Note: In Python 2.6, you will need to use two with statements, as support for multiple contexts was not added until 2.7. e.g:
with open(somefile, 'r') as f:
with open(someotherfile, 'w') as g:
#code here.
outFile.write(inFile.readline()) #always print the header
The file object is an iterator that gets consumed. When readline() is called, the buffer position advances forwards and the first line is returned.
for line in inFile:
As mentioned before, the file object is an iterator, so you can use it directly in a for loop.
The error shows that in your source code you have the following line:
outFile.write(nums[6] + "\n")
Note that the 6 there is different from the 3 you show in your question. You may have two different versions of the file.
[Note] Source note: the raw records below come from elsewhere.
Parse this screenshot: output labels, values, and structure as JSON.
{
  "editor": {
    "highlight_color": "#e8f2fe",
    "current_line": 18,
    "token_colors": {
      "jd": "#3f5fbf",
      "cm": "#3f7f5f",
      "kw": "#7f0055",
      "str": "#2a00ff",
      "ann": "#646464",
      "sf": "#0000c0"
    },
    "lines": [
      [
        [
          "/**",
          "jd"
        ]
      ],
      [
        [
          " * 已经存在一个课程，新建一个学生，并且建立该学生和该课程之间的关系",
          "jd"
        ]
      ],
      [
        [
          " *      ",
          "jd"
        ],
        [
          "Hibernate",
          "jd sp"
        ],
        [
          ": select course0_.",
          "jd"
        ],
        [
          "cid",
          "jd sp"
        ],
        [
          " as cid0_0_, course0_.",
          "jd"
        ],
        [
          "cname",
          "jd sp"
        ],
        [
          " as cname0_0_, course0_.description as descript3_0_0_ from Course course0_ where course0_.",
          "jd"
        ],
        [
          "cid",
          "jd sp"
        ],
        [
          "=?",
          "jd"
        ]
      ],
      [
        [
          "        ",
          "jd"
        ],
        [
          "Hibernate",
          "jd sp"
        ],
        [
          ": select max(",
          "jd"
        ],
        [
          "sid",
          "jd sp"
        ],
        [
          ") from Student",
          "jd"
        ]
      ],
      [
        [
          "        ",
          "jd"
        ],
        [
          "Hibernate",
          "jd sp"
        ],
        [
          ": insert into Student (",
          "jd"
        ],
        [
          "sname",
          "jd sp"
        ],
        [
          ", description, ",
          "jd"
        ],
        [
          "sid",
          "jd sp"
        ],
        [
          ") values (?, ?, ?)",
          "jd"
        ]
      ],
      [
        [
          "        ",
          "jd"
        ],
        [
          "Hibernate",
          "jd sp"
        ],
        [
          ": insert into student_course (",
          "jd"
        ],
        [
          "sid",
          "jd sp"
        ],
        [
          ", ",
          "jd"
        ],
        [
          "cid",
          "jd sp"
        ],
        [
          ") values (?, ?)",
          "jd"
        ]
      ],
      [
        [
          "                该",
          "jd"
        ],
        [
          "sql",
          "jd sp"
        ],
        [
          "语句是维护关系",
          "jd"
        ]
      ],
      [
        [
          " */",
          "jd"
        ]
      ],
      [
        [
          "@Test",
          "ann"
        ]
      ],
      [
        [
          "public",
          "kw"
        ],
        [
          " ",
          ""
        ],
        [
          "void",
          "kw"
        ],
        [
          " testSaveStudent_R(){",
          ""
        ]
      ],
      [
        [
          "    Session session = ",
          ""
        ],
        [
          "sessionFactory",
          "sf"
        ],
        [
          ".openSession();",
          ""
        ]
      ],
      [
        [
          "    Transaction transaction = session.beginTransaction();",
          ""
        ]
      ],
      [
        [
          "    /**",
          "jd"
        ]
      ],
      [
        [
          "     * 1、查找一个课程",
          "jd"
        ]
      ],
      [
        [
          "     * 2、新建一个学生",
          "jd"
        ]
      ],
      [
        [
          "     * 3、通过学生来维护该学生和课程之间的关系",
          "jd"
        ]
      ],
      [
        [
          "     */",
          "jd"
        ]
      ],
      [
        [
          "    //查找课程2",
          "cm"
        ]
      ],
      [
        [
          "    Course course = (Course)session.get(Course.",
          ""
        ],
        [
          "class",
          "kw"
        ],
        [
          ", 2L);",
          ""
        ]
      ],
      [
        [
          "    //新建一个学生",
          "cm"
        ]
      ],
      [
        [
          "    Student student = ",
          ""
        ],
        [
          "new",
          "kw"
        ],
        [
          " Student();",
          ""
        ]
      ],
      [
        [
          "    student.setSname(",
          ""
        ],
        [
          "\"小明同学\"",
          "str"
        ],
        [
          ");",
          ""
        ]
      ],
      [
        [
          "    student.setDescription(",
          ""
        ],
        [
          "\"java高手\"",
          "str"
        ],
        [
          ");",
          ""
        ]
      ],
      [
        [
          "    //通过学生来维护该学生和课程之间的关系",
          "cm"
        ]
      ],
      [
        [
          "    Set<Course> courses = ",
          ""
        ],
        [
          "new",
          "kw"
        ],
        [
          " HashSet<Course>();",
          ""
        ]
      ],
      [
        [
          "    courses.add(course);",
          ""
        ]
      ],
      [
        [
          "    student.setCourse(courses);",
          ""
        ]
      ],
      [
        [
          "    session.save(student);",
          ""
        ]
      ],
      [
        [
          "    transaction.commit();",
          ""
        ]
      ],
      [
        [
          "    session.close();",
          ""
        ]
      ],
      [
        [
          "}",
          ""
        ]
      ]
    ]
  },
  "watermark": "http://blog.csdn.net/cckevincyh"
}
It fails because nums is the result of splitting a line and in your case it contains only 5 elements:
for line in lines:
# ...
# line is for example "34.2 3.42 64.56 54.43 3.45"
nums = line.split()
print len(nums)
You can't index past the end of a list.
You also may have an error in your code. You write the header, then split it and write one element from it. You probably want an if/else.
for line in lines:
if first == 1:
# do something with the header
else:
# do something with the other lines
Or you could just handle the header separately before you enter the loop.
The problem is that you are processing the "header line" just like the rest of the data. I.e., even though you identify the header line, you don't skip its processing. I.e., you don't avoid split()'ing it further down in the loop which causes the run-time error.
To fix your problem simply insert a continue as shown:
first = True
for line in lines:
if first == True:
outFile.write(line) #always print the header
first = False
continue ## skip the rest of the loop and start from the top
nums = line.split()
...
that will bypass the rest of the loop and all will work as it should.
The output file outFile.txt will contain:
#header
54.43
34.52
134.5
54.33
And the 2nd problem turned out having blank lines at the end of the input file (see discussion in comments below)
Notes: You could restructure your code, but if you are not interested in doing that, the simple fix above lets you keep all of your present code, and only requires the addition of the one line. As mentioned in other posts, it's worth looking into using with to manage your open files as it will also close them for you when you are done or an exception is encountered.